The Virginian-Pilot
                             THE VIRGINIAN-PILOT 
              Copyright (c) 1994, Landmark Communications, Inc.

DATE: Friday, October 14, 1994               TAG: 9410140585
SECTION: FRONT                    PAGE: A18  EDITION: FINAL 
SOURCE: BY DALE EISMAN, STAFF WRITER 
                                             LENGTH: Short :   38 lines

CANDIDATES' SERVICE INCLUDES VIETNAM STINTS

All three candidates in the Virginia U.S. Senate race are ex-Marines whose service included stints in combat in Vietnam.

Incumbent Charles S. Robb and Republican nominee Oliver L. North each had an extended and high-profile military career, including duty at the White House.

Independent candidate J. Marshall Coleman dropped out of the University of Virginia law school to enlist. He commanded troops as a lieutenant in Vietnam but returned to law school after completing his military obligation and says now he never intended to pursue a service career.

Robb got into the corps through the Marine ROTC at the University of Wisconsin, his alma mater. He was a major when he left active duty in 1970 and retired from the Marine reserve as a lieutenant colonel in 1991. While serving as part of the Marine honor guard in the White House in the mid-1960s, he courted and then married Lynda Bird Johnson, daughter of then-President Lyndon Johnson.

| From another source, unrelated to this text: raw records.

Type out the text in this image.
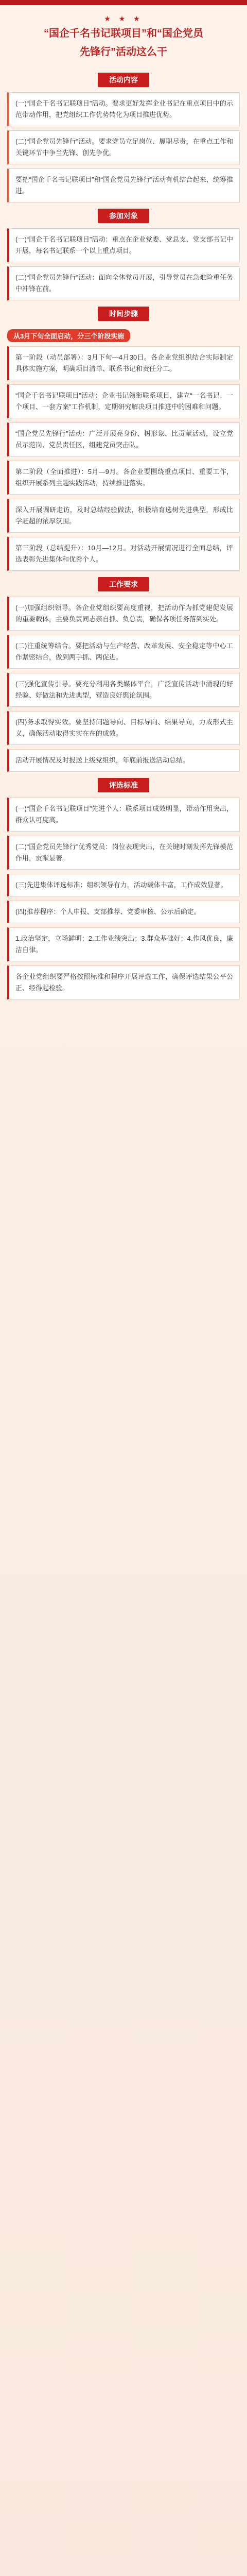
★ ★ ★
“国企千名书记联项目”和“国企党员
先锋行”活动这么干
活动内容
(一)“国企千名书记联项目”活动。要求更好发挥企业书记在重点项目中的示范带动作用，把党组织工作优势转化为项目推进优势。
(二)“国企党员先锋行”活动。要求党员立足岗位、履职尽责，在重点工作和关键环节中争当先锋、创先争优。
要把“国企千名书记联项目”和“国企党员先锋行”活动有机结合起来，统筹推进。
参加对象
(一)“国企千名书记联项目”活动：重点在企业党委、党总支、党支部书记中开展，每名书记联系一个以上重点项目。
(二)“国企党员先锋行”活动：面向全体党员开展，引导党员在急难险重任务中冲锋在前。
时间步骤
从3月下旬全面启动，分三个阶段实施
第一阶段（动员部署）：3月下旬—4月30日。各企业党组织结合实际制定具体实施方案，明确项目清单、联系书记和责任分工。
“国企千名书记联项目”活动：企业书记领衔联系项目，建立“一名书记、一个项目、一套方案”工作机制，定期研究解决项目推进中的困难和问题。
“国企党员先锋行”活动：广泛开展亮身份、树形象、比贡献活动，设立党员示范岗、党员责任区，组建党员突击队。
第二阶段（全面推进）：5月—9月。各企业要围绕重点项目、重要工作，组织开展系列主题实践活动，持续推进落实。
深入开展调研走访，及时总结经验做法，积极培育选树先进典型，形成比学赶超的浓厚氛围。
第三阶段（总结提升）：10月—12月。对活动开展情况进行全面总结，评选表彰先进集体和优秀个人。
工作要求
(一)加强组织领导。各企业党组织要高度重视，把活动作为抓党建促发展的重要载体，主要负责同志亲自抓、负总责，确保各项任务落到实处。
(二)注重统筹结合。要把活动与生产经营、改革发展、安全稳定等中心工作紧密结合，做到两手抓、两促进。
(三)强化宣传引导。要充分利用各类媒体平台，广泛宣传活动中涌现的好经验、好做法和先进典型，营造良好舆论氛围。
(四)务求取得实效。要坚持问题导向、目标导向、结果导向，力戒形式主义，确保活动取得实实在在的成效。
活动开展情况及时报送上级党组织，年底前报送活动总结。
评选标准
(一)“国企千名书记联项目”先进个人：联系项目成效明显，带动作用突出，群众认可度高。
(二)“国企党员先锋行”优秀党员：岗位表现突出，在关键时刻发挥先锋模范作用，贡献显著。
(三)先进集体评选标准：组织领导有力，活动载体丰富，工作成效显著。
(四)推荐程序：个人申报、支部推荐、党委审核、公示后确定。
1.政治坚定，立场鲜明；2.工作业绩突出；3.群众基础好；4.作风优良，廉洁自律。
各企业党组织要严格按照标准和程序开展评选工作，确保评选结果公平公正、经得起检验。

North began his military career at the Naval Academy. He did two tours of duty in Southeast Asia during the Vietnam War and worked his way up the ranks in a variety of jobs after the war. As a lieutenant colonel, North was assigned to the White House as an aide to the National Security Council during the Reagan administration. But in 1986, he was forced from the job over his role in engineering arms sales to Iran and funneling the profits to anti-communist rebels in Nicaragua. He retired from the Marines in 1988.